Policemen assigned to the Northern Police District would be subjected to a two-day refresher course on human rights amid a public backlash against anti-drugs war following the execution-style death of a 17-year-old boy in Caloocan City.

Philippine National Police and Comission on Human Rights (Manila Bulletin file photo)

Philippine National Police and Commission on Human Rights (Manila Bulletin file photo)

Chief Supt. Dennis Siervo, head of the Philippine National Police Human Rights Affairs Office (PNP-HRAO), said the first scheduled seminar is on September 12 and 13 and the target participants are officers and personnel of the Caloocan City Police.

“This is to enhance their knowledge and increase awareness on the application of relevant national and international human rights laws, principles and standards,” Siervo said.

It was recalled that it is three of the personnel of the Caloocan City Police who are directly being linked to the death of Kian Lloyd delos Santos who was allegedly executed during the conduct of anti-illegal drugs operations two weeks ago.
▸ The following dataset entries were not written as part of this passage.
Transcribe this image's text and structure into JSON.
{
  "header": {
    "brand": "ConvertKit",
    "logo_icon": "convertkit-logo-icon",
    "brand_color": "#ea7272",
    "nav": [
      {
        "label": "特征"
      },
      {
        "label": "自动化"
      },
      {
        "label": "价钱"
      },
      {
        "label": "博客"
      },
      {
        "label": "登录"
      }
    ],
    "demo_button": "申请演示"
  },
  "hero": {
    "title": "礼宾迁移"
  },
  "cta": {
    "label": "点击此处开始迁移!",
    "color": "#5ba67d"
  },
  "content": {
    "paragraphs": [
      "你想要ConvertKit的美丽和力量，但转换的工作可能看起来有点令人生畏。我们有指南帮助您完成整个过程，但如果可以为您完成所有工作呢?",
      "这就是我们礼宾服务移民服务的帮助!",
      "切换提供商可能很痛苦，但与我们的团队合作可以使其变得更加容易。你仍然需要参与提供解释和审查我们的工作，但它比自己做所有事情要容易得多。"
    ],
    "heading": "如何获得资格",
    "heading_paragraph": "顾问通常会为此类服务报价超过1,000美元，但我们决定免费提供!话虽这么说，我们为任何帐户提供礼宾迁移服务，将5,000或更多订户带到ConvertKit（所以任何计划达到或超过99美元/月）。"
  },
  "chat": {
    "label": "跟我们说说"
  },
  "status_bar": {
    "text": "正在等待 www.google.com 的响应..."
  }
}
The incident triggered a public outrage after its witnesses and some evidence belied the report of the policemen that delos Santos shot it out with them.

The gun and the shabu seized from him were also allegedly planted by the policemen to make it appear that it was a legitimate operation.

This is not the first time that the some officials of the PNP tried to inject the aspect of the respect on the human rights in the conduct of the anti-drugs war.

Last year, Director Oscar Albayalde coordinated with the Commission on Human Rights (CHR) for a regular reminder for policemen assigned at the National Capital Region Police Office.

The NCRPO-CHR coordination, however, was overshadowed by the continuous cases of deaths both in the legitimate police operations and those being linked to vigilante groups as well as pronouncements of some top officials hitting human rights advocates.

Siervo said that while necessary mechanisms have long been set in place to ensure that policemen would respect the rights of even suspected criminals, there is still a need to conduct refresher courses for policemen especially those engaged in anti-drugs and criminality operations.

“This is also aimed at improving professional competencies and enhance level of cooperation between investigators and custodial officers of the PNP,” Siervo said.

More than 3,500 people were already killed in legitimate police operations in the conduct of anti-drugs war since July 1 last year. More than 14,000 people were also reportedly killed but the PNP said only a few of those deaths are related to illegal drugs.